Most of that immediately poured into the saucer on the first watering, but less on the second, and by the third, none came out. I aim for a few drops. Ideally just enough to show the soil is thoroughly moistened, but not excessive. I water about a cup, but really just enough to see a few drops hit the saucer a few minutes later.

The thing is growing again. The central stalks are reaching for the window, one of the limp stalks is up off the pot, and the other is a darker shade of green.

Aloe
It’s perking up again.

The next garlic bulb is also going. It’s in slightly deeper soil than before, but otherwise not different from its doomed predecessors. There’s an aloe frond next to it. The frond got knocked off the revitalized aloe in moving, so I stuck it in some dirt. It seems to be doing pretty well. The faded color and thinness are common when a cutting starts putting down roots.

Garlic and Aloe
Finally living again

Matlab

Reading Matlab documentation is like learning English by reading the dictionary. If you already know what you’re looking for, you can find the answer.
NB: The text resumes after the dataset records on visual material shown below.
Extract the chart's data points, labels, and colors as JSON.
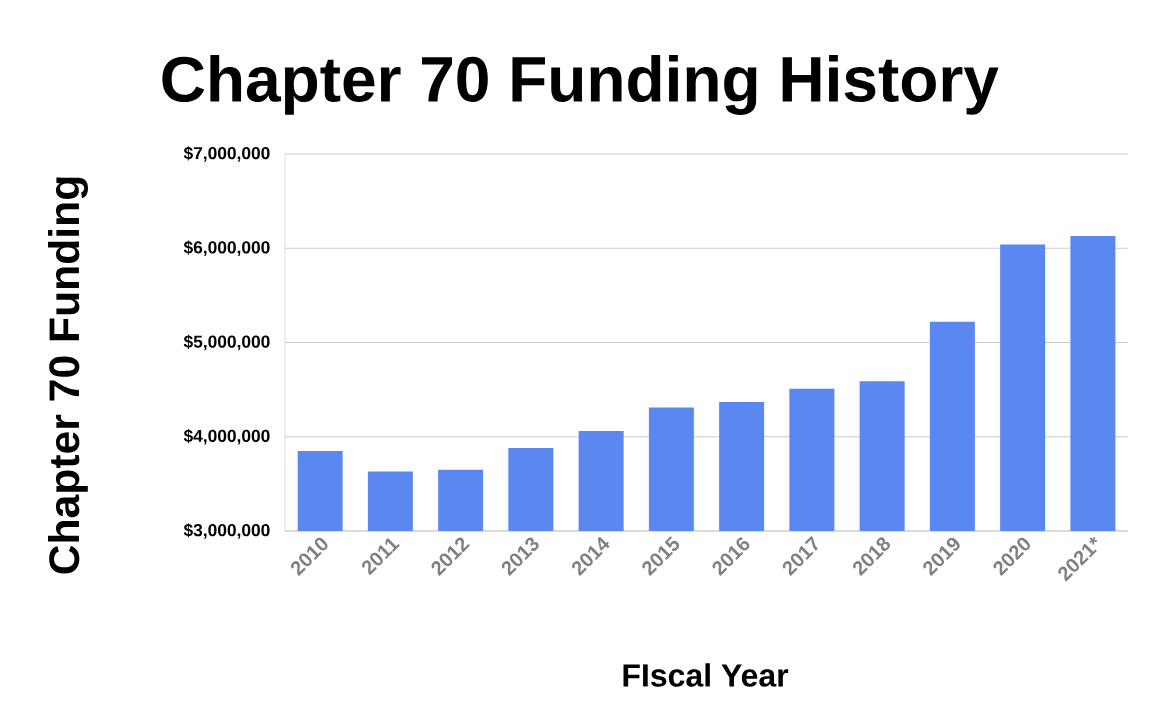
{
  "chart_data": {
    "type": "bar",
    "title": "Chapter 70 Funding History",
    "xlabel": "FIscal Year",
    "ylabel": "Chapter 70 Funding",
    "categories": [
      "2010",
      "2011",
      "2012",
      "2013",
      "2014",
      "2015",
      "2016",
      "2017",
      "2018",
      "2019",
      "2020",
      "2021*"
    ],
    "values": [
      3850000,
      3630000,
      3650000,
      3880000,
      4060000,
      4310000,
      4370000,
      4510000,
      4590000,
      5220000,
      6040000,
      6130000
    ],
    "color": "#5b87f0",
    "ylim": [
      3000000,
      7000000
    ],
    "yticks": [
      {
        "value": 3000000,
        "label": "$3,000,000"
      },
      {
        "value": 4000000,
        "label": "$4,000,000"
      },
      {
        "value": 5000000,
        "label": "$5,000,000"
      },
      {
        "value": 6000000,
        "label": "$6,000,000"
      },
      {
        "value": 7000000,
        "label": "$7,000,000"
      }
    ],
    "grid": "y"
  }
}
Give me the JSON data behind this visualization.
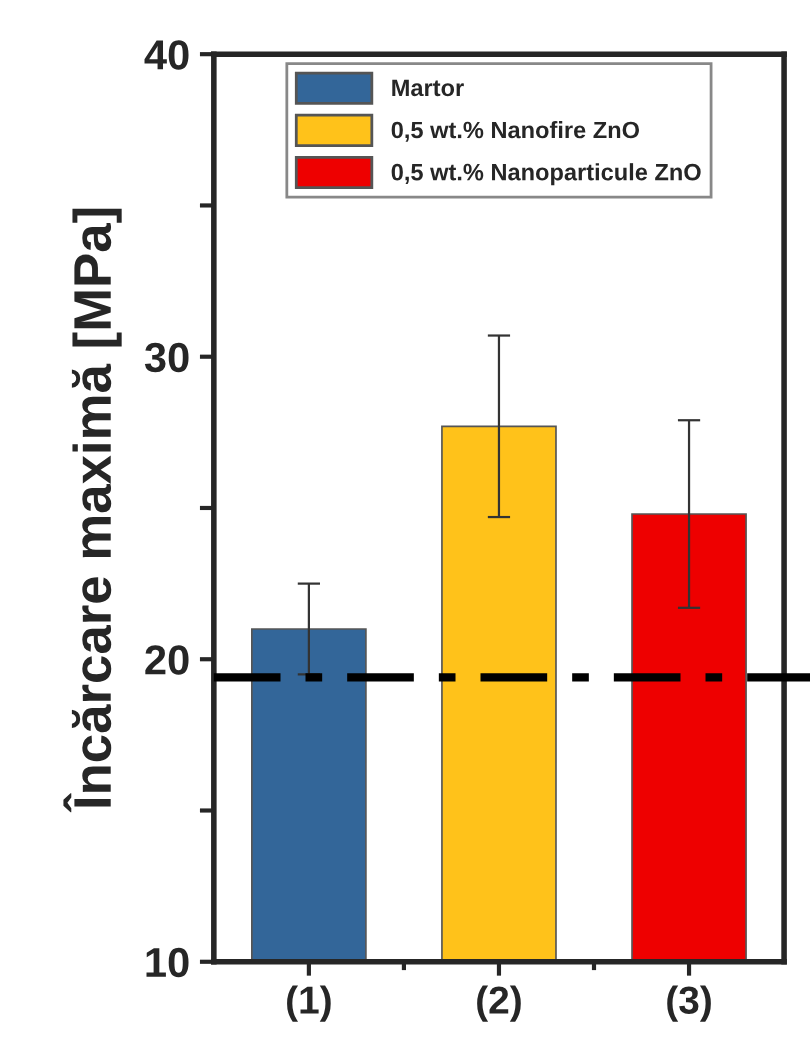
{
  "chart_data": {
    "type": "bar",
    "ylabel": "Încărcare maximă [MPa]",
    "categories": [
      "(1)",
      "(2)",
      "(3)"
    ],
    "stacked": true,
    "series": [
      {
        "name": "Martor",
        "color": "#336699",
        "values": [
          21.0,
          null,
          null
        ],
        "errors": [
          1.5,
          null,
          null
        ]
      },
      {
        "name": "0,5 wt.% Nanofire ZnO",
        "color": "#ffc21a",
        "values": [
          null,
          27.7,
          null
        ],
        "errors": [
          null,
          3.0,
          null
        ]
      },
      {
        "name": "0,5 wt.% Nanoparticule ZnO",
        "color": "#ee0000",
        "values": [
          null,
          null,
          24.8
        ],
        "errors": [
          null,
          null,
          3.1
        ]
      }
    ],
    "ylim": [
      10,
      40
    ],
    "yticks": [
      10,
      {
        "value": 15,
        "label": null
      },
      20,
      {
        "value": 25,
        "label": null
      },
      30,
      {
        "value": 35,
        "label": null
      },
      40
    ],
    "ref_lines": [
      {
        "axis": "y",
        "value": 19.4,
        "color": "#000000",
        "line_style": "dashdot"
      }
    ],
    "legend": "top",
    "grid": false
  }
}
But if you’re searching for a word or a function, the odds are against you getting it.

Zoom

Classes where you need to show a lot of work don’t do well over Zoom. Classes where you mostly show the finished product do well. There’s a continuum inbetween.

I take a bunch of matrix calc, and it’s toil over Zoom. But I’ve also worked with a lot of editors I’ve never met in person and all contact is via email or chat. Those interactions are quite useful. While I’m somewhat more engaged in editing my material than general classes, it’s not a strong bias. I am a pretty big nerd.